For Bradley, a multigenerational Kentuckian who was raised as a reformed Jew, Hanukkah “was always about fried chicken, potato latkes, doughnuts—everything cooked in oil.” As a chef, she veers into new directions, both at home and at the restaurant, always looking to the oil itself as an essential element of the dish.
Last year, the restaurant served sufganiyot, or yeasted doughnuts fried in peanut oil, drizzled with creamy peanut butter and chocolate sauce. For family, she now makes salmon poached in a green garlic confit oil with a dill and black-pepper horseradish sauce. And her latkes, made with a curried sweet potato base, are fried in rice bran oil.
“It’s a really interesting oil that is pressed from the bran and husk that’s removed from rice, so it’s a good use of byproduct,” Bradley says. “It also yields an extremely high smoke point, up there with peanut and grapeseed oil, and it’s totally flavorless.” The oil is also gluten-free and high in unsaturated fats and vitamin E, and it maintains its consistency in both hot and cold temperatures. “That’s my pantry staple now,” she adds.

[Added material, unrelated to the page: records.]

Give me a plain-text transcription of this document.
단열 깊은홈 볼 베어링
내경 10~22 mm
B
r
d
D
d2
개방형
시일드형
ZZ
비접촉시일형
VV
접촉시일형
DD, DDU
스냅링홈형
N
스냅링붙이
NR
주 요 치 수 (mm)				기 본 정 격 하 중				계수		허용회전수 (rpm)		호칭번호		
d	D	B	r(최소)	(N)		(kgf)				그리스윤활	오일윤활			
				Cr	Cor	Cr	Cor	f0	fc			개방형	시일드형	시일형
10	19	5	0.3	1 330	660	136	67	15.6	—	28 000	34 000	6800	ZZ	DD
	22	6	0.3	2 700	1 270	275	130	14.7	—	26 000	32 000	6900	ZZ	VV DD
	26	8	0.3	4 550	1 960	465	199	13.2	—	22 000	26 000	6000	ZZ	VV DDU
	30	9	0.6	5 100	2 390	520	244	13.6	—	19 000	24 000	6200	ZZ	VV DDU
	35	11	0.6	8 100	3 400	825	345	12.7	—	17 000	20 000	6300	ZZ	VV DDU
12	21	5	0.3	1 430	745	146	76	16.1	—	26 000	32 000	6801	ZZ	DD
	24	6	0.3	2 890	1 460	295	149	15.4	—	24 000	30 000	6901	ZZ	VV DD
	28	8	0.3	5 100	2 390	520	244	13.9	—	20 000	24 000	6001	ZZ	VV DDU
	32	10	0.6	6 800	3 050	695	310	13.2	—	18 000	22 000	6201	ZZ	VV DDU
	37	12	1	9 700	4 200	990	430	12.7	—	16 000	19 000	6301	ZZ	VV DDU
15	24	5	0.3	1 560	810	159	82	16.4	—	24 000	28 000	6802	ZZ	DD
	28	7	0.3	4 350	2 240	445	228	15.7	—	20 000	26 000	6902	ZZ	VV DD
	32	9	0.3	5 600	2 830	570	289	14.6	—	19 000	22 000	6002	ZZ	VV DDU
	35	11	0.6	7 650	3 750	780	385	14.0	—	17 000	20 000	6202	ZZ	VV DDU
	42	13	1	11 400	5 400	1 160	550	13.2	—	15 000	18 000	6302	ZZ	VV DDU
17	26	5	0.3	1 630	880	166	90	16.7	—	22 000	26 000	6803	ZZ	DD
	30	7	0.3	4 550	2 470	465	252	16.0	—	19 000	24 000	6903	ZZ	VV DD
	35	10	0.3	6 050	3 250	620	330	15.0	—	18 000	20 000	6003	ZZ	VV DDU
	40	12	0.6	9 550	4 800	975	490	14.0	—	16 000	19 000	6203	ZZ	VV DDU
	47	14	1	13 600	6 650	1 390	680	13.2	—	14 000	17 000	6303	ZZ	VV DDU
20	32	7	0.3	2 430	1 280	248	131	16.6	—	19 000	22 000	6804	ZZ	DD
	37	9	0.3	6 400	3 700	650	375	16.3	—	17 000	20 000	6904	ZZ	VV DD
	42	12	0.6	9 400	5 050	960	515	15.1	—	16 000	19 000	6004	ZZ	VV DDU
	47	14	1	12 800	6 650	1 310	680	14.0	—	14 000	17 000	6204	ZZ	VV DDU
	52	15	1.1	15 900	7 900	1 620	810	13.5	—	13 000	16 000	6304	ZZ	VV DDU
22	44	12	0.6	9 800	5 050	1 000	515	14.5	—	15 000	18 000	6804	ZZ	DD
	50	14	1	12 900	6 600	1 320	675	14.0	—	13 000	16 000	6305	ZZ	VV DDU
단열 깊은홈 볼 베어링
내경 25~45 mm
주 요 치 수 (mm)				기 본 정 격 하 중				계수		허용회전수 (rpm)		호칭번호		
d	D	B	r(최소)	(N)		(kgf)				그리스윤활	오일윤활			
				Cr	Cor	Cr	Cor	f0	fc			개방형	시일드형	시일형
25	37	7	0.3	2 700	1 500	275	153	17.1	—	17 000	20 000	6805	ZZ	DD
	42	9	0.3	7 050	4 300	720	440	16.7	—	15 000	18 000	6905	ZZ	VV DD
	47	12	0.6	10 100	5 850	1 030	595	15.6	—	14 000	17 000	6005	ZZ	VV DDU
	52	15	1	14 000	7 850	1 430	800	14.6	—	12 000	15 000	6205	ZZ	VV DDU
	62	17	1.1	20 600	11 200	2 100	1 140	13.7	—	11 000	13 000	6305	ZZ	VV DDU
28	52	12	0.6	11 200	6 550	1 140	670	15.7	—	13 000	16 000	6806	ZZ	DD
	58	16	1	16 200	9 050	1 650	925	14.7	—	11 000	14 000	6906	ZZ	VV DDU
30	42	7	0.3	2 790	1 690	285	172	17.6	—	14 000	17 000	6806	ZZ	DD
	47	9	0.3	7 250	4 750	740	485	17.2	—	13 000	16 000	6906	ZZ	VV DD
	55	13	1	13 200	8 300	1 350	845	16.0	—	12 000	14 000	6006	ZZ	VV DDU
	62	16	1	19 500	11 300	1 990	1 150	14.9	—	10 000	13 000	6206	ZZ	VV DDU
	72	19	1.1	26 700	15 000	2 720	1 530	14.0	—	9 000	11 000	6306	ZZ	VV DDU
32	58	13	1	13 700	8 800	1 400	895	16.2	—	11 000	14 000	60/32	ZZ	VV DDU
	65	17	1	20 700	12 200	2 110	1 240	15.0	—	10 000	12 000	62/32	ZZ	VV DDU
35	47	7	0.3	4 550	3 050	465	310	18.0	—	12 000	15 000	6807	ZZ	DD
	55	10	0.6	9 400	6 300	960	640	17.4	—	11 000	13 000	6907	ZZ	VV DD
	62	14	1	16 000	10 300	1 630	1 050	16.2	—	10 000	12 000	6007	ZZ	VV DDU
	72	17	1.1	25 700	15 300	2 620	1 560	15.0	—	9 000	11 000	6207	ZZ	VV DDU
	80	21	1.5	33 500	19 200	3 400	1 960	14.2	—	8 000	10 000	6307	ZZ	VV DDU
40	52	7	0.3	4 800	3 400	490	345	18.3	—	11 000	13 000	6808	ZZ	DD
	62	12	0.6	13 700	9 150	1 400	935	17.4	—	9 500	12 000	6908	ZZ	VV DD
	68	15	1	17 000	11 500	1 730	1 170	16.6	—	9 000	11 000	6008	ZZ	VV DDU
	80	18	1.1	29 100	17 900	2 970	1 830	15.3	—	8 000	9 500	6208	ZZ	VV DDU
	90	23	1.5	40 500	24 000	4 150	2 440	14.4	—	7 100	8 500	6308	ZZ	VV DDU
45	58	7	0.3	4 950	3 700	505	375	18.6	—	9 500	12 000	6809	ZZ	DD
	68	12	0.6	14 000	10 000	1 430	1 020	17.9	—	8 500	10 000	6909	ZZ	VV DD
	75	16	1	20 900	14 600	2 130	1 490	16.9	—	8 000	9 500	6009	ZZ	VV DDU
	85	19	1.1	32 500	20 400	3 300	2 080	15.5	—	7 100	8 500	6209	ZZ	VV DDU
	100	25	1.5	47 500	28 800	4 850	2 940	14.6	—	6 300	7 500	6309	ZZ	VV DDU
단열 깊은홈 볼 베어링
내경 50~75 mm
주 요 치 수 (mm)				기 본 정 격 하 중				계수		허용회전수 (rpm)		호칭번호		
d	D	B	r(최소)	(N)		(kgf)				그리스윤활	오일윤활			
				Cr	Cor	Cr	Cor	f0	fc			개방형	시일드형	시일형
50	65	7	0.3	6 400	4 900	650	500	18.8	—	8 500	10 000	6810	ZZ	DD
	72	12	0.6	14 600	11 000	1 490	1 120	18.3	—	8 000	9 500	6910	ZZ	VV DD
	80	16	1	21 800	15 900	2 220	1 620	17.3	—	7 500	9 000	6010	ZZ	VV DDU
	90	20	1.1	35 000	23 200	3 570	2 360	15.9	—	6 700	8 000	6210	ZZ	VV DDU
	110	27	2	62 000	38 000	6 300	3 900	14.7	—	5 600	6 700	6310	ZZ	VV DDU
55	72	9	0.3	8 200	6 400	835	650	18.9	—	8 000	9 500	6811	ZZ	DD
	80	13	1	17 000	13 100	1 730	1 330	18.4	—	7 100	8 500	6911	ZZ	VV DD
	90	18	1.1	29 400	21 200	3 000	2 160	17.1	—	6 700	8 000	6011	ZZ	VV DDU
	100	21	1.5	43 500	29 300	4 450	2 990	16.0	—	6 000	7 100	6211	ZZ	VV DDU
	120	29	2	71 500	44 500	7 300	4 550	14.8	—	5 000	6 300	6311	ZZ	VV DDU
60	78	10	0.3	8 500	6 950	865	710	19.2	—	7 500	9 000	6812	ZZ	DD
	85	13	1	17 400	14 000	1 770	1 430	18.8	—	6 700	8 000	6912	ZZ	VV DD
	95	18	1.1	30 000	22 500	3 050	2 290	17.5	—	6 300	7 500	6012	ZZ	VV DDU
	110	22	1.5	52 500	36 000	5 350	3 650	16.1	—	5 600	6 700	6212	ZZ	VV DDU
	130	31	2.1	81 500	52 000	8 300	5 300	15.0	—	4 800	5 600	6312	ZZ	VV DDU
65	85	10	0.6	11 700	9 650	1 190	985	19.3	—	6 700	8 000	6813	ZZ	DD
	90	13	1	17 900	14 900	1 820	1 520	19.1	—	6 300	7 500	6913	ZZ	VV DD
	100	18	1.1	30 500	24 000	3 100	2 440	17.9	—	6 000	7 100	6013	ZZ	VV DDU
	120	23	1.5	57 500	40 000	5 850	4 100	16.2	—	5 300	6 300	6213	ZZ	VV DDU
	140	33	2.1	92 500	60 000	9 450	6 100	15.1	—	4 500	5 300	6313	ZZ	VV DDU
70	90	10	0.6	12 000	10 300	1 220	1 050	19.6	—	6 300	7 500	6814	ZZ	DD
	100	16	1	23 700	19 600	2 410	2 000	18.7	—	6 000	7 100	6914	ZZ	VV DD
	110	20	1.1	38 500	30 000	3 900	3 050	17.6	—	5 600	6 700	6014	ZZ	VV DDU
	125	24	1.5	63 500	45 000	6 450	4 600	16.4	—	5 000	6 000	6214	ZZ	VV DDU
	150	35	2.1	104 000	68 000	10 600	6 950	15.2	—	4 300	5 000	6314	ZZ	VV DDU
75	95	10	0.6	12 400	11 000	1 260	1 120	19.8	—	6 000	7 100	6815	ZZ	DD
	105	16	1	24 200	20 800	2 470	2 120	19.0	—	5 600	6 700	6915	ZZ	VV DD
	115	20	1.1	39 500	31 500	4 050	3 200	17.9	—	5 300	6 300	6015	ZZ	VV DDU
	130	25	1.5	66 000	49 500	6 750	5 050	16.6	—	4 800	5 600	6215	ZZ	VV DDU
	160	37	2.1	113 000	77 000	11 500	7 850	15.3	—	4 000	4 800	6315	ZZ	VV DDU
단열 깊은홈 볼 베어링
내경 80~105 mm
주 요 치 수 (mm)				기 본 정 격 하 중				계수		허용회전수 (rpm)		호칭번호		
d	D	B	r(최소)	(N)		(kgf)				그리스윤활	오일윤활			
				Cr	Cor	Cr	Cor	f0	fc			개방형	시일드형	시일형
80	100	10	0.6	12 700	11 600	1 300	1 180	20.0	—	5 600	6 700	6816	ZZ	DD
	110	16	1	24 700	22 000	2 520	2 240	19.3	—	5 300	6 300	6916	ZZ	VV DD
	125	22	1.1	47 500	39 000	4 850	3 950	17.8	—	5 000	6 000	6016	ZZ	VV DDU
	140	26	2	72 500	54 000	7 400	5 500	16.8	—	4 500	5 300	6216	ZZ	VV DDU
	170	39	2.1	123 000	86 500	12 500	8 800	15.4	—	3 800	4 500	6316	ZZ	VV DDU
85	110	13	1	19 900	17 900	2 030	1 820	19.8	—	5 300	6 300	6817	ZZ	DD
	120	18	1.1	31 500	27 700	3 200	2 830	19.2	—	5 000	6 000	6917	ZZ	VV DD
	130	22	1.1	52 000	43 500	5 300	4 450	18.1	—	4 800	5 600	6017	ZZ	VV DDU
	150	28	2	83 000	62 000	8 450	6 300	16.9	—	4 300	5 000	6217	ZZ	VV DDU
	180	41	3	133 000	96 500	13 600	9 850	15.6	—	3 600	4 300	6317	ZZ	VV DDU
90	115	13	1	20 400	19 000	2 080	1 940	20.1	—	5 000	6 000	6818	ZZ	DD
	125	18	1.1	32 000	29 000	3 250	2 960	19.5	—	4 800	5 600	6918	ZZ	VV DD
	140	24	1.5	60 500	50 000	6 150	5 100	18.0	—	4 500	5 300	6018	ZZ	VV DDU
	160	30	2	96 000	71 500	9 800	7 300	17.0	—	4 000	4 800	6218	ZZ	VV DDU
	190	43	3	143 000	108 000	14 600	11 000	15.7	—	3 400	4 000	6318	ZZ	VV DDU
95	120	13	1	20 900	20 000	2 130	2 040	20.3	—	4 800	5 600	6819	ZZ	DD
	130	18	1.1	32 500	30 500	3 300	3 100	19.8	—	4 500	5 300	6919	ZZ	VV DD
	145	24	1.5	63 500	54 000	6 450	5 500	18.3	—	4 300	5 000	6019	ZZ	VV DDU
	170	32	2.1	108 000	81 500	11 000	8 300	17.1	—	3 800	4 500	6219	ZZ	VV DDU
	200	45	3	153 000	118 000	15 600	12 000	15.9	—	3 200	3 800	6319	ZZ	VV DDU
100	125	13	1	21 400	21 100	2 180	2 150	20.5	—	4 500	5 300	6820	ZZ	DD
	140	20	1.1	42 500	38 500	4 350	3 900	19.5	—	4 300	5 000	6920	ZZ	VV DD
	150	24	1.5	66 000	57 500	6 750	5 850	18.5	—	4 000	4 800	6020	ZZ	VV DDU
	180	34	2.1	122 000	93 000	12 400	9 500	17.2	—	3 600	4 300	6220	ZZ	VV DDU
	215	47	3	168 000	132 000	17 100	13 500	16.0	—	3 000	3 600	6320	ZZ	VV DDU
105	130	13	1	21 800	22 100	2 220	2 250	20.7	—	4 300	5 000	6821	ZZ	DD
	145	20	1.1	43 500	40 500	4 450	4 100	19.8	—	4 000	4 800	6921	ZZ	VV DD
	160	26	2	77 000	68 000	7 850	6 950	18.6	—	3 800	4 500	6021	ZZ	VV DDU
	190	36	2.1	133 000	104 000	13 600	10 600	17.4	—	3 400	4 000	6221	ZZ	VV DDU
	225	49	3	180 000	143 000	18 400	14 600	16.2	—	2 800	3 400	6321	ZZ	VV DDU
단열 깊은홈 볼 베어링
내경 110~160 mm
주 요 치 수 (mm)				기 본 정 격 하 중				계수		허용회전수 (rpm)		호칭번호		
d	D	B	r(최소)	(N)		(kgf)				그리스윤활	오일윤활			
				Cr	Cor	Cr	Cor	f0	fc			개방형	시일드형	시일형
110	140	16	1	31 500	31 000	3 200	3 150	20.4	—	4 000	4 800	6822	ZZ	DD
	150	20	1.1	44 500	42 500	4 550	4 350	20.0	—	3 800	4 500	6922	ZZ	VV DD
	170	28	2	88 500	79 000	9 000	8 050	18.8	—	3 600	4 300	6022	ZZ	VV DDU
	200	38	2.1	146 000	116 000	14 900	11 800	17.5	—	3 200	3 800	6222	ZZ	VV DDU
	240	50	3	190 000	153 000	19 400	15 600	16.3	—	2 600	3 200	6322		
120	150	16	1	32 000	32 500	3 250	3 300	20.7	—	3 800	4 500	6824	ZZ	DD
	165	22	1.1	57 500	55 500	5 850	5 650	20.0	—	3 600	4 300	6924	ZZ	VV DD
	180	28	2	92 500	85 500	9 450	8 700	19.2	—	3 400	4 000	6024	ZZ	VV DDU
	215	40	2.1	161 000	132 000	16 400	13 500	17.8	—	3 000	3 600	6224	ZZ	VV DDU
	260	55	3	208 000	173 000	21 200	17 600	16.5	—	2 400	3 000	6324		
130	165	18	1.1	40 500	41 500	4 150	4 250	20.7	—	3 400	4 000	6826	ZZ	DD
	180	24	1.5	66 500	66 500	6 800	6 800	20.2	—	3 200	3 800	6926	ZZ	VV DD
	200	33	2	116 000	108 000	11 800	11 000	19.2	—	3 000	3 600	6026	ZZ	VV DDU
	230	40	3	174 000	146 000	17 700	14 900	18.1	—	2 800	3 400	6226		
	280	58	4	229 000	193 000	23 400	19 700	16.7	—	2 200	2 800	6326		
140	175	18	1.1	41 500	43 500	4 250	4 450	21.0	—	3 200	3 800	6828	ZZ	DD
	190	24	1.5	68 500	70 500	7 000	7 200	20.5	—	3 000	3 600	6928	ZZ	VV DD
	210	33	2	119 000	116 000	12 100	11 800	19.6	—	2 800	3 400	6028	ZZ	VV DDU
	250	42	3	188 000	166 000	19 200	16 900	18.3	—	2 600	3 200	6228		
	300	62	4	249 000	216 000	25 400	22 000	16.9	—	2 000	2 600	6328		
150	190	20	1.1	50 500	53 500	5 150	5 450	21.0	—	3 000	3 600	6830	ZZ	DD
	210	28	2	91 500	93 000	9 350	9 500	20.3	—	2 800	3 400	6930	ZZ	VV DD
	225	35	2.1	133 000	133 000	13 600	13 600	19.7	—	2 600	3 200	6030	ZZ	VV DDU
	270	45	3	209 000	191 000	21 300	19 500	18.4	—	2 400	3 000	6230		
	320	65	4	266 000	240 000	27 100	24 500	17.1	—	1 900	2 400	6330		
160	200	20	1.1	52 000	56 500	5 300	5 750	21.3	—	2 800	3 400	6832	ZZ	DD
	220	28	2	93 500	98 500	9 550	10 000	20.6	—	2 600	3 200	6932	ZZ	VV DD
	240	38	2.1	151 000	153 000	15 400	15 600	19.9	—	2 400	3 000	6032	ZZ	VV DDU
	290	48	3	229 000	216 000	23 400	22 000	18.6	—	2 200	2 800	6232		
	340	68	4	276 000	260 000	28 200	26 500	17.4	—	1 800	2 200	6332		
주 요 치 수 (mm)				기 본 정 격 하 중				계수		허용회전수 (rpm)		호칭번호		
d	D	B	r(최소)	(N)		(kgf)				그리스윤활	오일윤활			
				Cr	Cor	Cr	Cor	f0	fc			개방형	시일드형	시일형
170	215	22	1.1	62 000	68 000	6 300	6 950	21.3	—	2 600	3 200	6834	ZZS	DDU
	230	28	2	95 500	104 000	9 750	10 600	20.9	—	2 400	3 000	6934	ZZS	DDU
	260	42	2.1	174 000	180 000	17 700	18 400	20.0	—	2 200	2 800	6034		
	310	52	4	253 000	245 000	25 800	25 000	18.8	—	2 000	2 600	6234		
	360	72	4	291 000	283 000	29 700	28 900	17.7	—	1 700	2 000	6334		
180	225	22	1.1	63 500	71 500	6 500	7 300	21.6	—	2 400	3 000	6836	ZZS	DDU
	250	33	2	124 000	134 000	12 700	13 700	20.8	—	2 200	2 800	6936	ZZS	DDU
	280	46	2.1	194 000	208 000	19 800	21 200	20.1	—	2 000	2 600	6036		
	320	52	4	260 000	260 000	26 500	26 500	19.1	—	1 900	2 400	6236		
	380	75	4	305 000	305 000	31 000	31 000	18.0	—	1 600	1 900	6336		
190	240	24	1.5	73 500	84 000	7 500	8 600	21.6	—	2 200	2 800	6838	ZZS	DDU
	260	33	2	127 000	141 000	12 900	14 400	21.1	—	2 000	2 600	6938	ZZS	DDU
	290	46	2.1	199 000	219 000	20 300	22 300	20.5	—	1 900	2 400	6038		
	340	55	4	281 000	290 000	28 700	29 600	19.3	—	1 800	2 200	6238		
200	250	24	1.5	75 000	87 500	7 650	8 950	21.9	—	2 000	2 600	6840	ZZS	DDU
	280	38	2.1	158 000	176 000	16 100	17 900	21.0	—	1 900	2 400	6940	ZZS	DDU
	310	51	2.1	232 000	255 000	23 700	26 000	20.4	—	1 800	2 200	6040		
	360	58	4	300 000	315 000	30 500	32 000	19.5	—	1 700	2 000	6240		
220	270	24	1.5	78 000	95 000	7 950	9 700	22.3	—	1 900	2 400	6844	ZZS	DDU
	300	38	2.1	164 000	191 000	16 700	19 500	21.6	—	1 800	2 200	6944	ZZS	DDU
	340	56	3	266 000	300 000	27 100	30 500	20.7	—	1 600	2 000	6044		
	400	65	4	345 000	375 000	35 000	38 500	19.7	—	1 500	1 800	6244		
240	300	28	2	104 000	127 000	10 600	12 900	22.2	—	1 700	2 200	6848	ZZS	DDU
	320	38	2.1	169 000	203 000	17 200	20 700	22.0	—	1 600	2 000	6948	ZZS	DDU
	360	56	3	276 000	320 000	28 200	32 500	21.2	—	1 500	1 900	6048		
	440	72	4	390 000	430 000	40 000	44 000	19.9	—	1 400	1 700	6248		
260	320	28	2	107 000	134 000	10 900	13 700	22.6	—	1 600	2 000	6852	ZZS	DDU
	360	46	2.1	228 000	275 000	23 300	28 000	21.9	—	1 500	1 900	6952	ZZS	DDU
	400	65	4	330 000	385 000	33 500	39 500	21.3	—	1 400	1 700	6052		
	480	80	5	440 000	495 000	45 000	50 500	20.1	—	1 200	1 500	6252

This year, Bradley is pulling out the oil to make her sweet potato latkes, while continuing her family traditions, this time with a newborn baby girl, along with her husband and two-year-old daughter. “We celebrate by lighting the candles every night, saying the prayers. It’s been a lot of fun to show my [oldest] daughter,” she says. “She doesn’t really get it yet, but she will.”